Os contaré una historia tan breve como terrible. Una historia que refleja de manera perfecta lo nefasto que puede llegar a ser el renunciar a los principios de uno, con el firme propósito de complacer a alguien querido. 
 Yo siempre he sido una de esas personas que miran con recelo y hastío todo eso de la Navidad. Ya saben ustedes, uno de esos cascarrabias ceñudos, que despotrican constantemente sobre esa montaña de engaños que bombardean nuestros sentidos sin tregua, durante estas fechas. Siempre he visto el asunto de las fiestas  navideñas como una ocasión perfecta, enmascarada con el engañoso invento de un nacimiento sospechosamente manipulado, para drenar nuestras carteras bajo el apetito voraz de unos cuantos magnates al servicio de un comercio ávido de dinero. Bueno, ya conocen la historia: uno más de tantos rancios cansados de que le quieran imbuir con el necio invento de una mentira capitalista y bla, bla, bla.
 El caso es que, como buen cascarrabias, siempre he sido reacio a decorar el salón de mi casa con uno de esos árboles cruelmente decorados con el abotargado peso de ornamentos brillantes. Pero este año, con la sencilla intención de complacer a una persona que significa mucho para mí, y a la que le debo gran parte de mi felicidad en esta vida, me decidí a hacer de tripas corazón y ceder ante el engaño. Sí, ciertamente hice un hueco entre las estanterías atestadas de libros de mi salón y los viejos butacones y en él levanté ese altar en nombre de la mentira. Ese de sinuosas ramas repletas de abigarrados adornos que todos llaman "árbol de navidad". Sin embargo, en un último impulso por preservar parte de mi empecinamiento anti-navideño, preferí no gastar parte de mis ahorros en dicha planta. No, señores míos, en lugar de romper mi hucha y correr hasta la tienda más cercana, lo que hice fue traerme un árbol a cuestas desde el monte colindante a un lugar llamado Villa Nova. Ay, desdichado de mí, que no supe entonces lo que estaba haciendo. Introduje en mi casa esa hedionda cepa, que al principio tan hermosa parecía, sin ser consciente de que lo que conmigo traía era un pedazo del mismo infierno.

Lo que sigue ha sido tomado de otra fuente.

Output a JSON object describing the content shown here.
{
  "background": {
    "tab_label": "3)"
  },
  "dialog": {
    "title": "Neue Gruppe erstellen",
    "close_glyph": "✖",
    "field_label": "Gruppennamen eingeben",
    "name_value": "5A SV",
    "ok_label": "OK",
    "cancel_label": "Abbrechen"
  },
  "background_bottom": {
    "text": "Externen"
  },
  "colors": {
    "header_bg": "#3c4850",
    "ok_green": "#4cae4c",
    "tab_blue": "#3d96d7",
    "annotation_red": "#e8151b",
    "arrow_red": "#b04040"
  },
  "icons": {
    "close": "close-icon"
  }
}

 Al cabo de unos pocos días, el tallo de aquel vetusto trozo de naturaleza comenzó a tornarse oscuro y repugnante. Por mucho que lo regaba iba marchitándose cada vez más. Supongo que no era agua de lo que el árbol estaba sediento. Como no supe saciar esa perentoria necesidad de alimento, al final el mismo espécimen tuvo que hacerse cargo de sí mismo. El que ven en la foto de arriba soy yo, atrapado entre las ramas de mi propia codicia. De esto hace apenas un par de noches. Ahora ya he comenzado a escuchar extraños sonidos y se ha despertado en mi estómago un hambre terrible, que no soy capaz de saciar por más que asalto mi nevera. Supongo que ya no es comida normal lo que demandan mis entrañas. 
 Sólo me resta desearles a todos unas "impías y felices fiestas".